The borough council had designated the intersection as “Free Speech Corner” last spring in recognition of the important struggles for labor and civil liberties that took place here, and in anticipation of the marker dedication ceremony.

It was at this intersection that Mother Jones was jailed in the old municipal building for addressing thousands of striking steelworkers “without a permit” in 1919. When a judge asked who gave her a permit to speak publicly, Mother Jones replied, “Patrick Henry, Thomas Jefferson, John Adams!” It was also at this intersection in 1933 that U.S. Secretary of Labor Perkins held an open-air meeting in 1933 with aggrieved steelworkers in defiance of local authorities who had barred her from meeting at nearby Frick Park.

At the marker dedication ceremony, Homestead Mayor Betty Esper, the first and only woman mayor of any town in the Mon Valley, decried the destructive effect the mill’s closing has had on its workers and the town. “There was no reason for it to close, except company greed,” Esper, a former Homestead steelworker, said.

After the marker dedication, the marchers headed for the 1941 Steel Workers’ Organizing Committee Memorial for a memorial observance and wreath-laying ceremony honoring USWA organizer Fannie Sellins, who was brutally murdered by company thugs in the “Black Valley” on the eve of the Great Steel Strike of 1919.

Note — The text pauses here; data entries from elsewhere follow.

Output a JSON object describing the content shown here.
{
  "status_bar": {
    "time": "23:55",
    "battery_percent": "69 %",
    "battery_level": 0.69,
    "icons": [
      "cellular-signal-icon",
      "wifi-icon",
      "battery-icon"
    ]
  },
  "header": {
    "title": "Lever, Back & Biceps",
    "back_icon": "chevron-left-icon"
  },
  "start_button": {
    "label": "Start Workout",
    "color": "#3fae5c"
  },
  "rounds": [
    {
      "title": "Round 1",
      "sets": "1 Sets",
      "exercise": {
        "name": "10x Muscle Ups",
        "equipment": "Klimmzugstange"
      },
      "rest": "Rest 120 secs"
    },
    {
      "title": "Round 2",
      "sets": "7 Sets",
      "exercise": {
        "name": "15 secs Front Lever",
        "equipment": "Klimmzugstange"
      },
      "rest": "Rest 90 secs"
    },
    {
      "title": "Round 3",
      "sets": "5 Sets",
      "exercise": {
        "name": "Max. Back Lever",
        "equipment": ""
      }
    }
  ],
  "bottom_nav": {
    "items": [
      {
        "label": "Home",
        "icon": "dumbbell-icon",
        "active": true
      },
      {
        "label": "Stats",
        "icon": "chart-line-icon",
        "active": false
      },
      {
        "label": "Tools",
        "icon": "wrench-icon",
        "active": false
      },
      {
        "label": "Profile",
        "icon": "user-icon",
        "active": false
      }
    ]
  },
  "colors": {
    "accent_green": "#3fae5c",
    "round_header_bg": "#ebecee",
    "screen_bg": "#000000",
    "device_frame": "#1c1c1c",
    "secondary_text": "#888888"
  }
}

Speaking at the Sellins memorial, Rosemary Trump, former president of Service Employees Local 585, called on those in attendance to carry on the fight in Sellins’ memory. “We owe it to her memory to stand up to George Bush and John Ashcroft and tell them that we are going to fight like hell for our civil liberties,” Trump said to hearty applause.

The Free Speech March was held in conjunction with the annual conference if the Pennsylvania Labor History Society, titled “Free speech in Homestead! Civil liberties then and now.” The conference concluded with a rousing labor music concert, featuring labor troubadour Joe Glazier, Feeney, and hard rockin’, ex-steelworker Mike Stout and the Human Union.